Meisterteam macht sich stark für die Zukunft



Die Meisterteam-Verbundgruppe hat im vergangenen Jahr einen Umsatz von 21,7 Mio. Euro erzielt, das entspricht einem Plus von 2,5 Prozent gegenüber dem Vorjahr. 12 neue Mitgliedsunternehmen und 10 neue Vertragslieferanten verstärken die Kooperation. Diese Zahlen nannte Geschäftsführer Thomas Schley bei der Gesellschafterversammlung in Berlin, die unter dem Leitmotiv „Meisterteam-Fachbetriebe – stark für die Zukunft“ stand.
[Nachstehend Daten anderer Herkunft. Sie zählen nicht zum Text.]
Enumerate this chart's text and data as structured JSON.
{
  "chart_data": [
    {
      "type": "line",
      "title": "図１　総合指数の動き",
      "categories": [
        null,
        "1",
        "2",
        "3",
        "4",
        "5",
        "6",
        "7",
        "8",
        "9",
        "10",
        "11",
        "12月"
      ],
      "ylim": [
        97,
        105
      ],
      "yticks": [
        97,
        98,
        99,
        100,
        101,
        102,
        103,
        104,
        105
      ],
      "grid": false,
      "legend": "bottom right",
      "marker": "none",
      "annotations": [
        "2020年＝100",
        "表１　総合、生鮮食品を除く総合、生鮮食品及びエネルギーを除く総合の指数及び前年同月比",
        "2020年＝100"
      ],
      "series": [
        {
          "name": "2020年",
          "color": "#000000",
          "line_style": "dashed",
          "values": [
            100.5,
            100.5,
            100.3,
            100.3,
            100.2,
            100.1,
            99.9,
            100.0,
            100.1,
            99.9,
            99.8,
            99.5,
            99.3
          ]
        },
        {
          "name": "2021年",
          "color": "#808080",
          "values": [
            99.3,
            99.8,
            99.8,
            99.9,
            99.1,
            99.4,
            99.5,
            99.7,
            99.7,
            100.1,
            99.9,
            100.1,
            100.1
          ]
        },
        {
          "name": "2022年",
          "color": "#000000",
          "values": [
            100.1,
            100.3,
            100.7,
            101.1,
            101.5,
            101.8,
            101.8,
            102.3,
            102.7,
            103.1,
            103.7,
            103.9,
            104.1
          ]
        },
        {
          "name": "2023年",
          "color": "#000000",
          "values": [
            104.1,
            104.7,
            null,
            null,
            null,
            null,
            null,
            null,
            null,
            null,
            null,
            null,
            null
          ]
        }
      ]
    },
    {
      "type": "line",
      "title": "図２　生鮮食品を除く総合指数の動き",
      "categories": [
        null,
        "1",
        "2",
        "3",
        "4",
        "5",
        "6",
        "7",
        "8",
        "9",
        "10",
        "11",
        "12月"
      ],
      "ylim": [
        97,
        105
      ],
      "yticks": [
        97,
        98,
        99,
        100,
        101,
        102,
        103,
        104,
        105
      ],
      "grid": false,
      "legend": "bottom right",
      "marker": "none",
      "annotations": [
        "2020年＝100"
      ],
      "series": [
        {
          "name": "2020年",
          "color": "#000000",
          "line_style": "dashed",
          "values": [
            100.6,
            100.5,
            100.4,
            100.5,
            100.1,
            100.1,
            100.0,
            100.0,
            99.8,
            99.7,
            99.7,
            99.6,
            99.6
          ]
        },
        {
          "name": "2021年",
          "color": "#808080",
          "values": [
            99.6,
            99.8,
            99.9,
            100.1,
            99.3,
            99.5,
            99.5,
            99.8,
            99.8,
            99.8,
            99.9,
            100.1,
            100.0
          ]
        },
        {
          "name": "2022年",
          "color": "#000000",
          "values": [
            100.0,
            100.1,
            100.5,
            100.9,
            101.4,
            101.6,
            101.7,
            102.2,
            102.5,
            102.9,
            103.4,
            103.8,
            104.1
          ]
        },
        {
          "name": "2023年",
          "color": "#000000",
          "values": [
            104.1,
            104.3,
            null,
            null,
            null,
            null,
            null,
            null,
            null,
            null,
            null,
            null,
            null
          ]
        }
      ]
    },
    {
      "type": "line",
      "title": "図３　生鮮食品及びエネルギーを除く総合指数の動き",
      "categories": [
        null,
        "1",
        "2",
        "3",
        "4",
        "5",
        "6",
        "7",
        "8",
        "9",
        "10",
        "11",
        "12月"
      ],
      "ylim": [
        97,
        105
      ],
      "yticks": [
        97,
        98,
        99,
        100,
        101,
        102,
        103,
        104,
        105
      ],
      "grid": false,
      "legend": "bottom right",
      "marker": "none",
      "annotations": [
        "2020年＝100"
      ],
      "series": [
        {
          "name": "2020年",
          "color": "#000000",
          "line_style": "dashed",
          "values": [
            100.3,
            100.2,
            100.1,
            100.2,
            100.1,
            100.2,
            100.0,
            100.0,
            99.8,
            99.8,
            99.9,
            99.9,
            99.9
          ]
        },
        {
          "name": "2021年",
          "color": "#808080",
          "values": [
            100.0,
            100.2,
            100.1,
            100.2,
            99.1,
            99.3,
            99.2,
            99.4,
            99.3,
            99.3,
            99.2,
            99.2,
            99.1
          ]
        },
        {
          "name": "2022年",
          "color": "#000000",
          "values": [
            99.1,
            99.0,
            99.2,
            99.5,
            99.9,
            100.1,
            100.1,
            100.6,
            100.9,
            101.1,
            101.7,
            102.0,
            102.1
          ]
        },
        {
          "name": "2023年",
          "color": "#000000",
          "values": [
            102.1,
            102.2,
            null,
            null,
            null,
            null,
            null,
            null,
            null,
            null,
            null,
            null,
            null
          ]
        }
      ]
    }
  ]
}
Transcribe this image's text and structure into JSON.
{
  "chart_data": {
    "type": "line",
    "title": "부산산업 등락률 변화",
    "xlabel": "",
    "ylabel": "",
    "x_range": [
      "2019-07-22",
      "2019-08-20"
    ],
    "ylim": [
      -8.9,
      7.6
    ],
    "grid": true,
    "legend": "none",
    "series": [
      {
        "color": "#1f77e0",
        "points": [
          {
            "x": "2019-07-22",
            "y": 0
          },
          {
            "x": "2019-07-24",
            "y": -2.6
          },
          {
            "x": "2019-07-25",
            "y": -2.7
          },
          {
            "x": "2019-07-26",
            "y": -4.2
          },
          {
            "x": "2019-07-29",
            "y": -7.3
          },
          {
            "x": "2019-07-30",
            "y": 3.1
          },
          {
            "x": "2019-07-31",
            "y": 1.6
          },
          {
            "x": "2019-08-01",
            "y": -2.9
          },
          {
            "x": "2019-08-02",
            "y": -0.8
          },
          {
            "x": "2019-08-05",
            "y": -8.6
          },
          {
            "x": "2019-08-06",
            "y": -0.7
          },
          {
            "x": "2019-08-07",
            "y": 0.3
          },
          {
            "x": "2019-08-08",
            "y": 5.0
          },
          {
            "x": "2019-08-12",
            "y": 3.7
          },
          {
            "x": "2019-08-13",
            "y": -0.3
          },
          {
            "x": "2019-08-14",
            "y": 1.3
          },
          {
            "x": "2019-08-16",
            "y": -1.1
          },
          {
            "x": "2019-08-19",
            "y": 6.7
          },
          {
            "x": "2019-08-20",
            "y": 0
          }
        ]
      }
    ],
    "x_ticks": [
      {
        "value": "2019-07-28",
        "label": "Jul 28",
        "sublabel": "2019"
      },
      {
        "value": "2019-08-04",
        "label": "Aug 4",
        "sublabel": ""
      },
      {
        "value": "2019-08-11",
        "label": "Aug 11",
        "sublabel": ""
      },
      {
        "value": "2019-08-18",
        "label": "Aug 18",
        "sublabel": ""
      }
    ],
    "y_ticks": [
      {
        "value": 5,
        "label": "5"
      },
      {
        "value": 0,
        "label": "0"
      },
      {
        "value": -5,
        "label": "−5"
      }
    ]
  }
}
Die Voraussetzungen für die starke Zukunft der Verbundgruppe sieht der Aufsichtsratsvorsitzende Horst Brockmann in der stabilen Konjunktur und den weiterhin guten Prognosen insbesondere für das Ausbauhandwerk, zu dem den überwiegende Teil der Meisterteam-Betriebe gehört. Unterstützt würden die Unternehmen von der Qualitätsoffensive und einem individuellen Leistungskonzept für die Mitglieder.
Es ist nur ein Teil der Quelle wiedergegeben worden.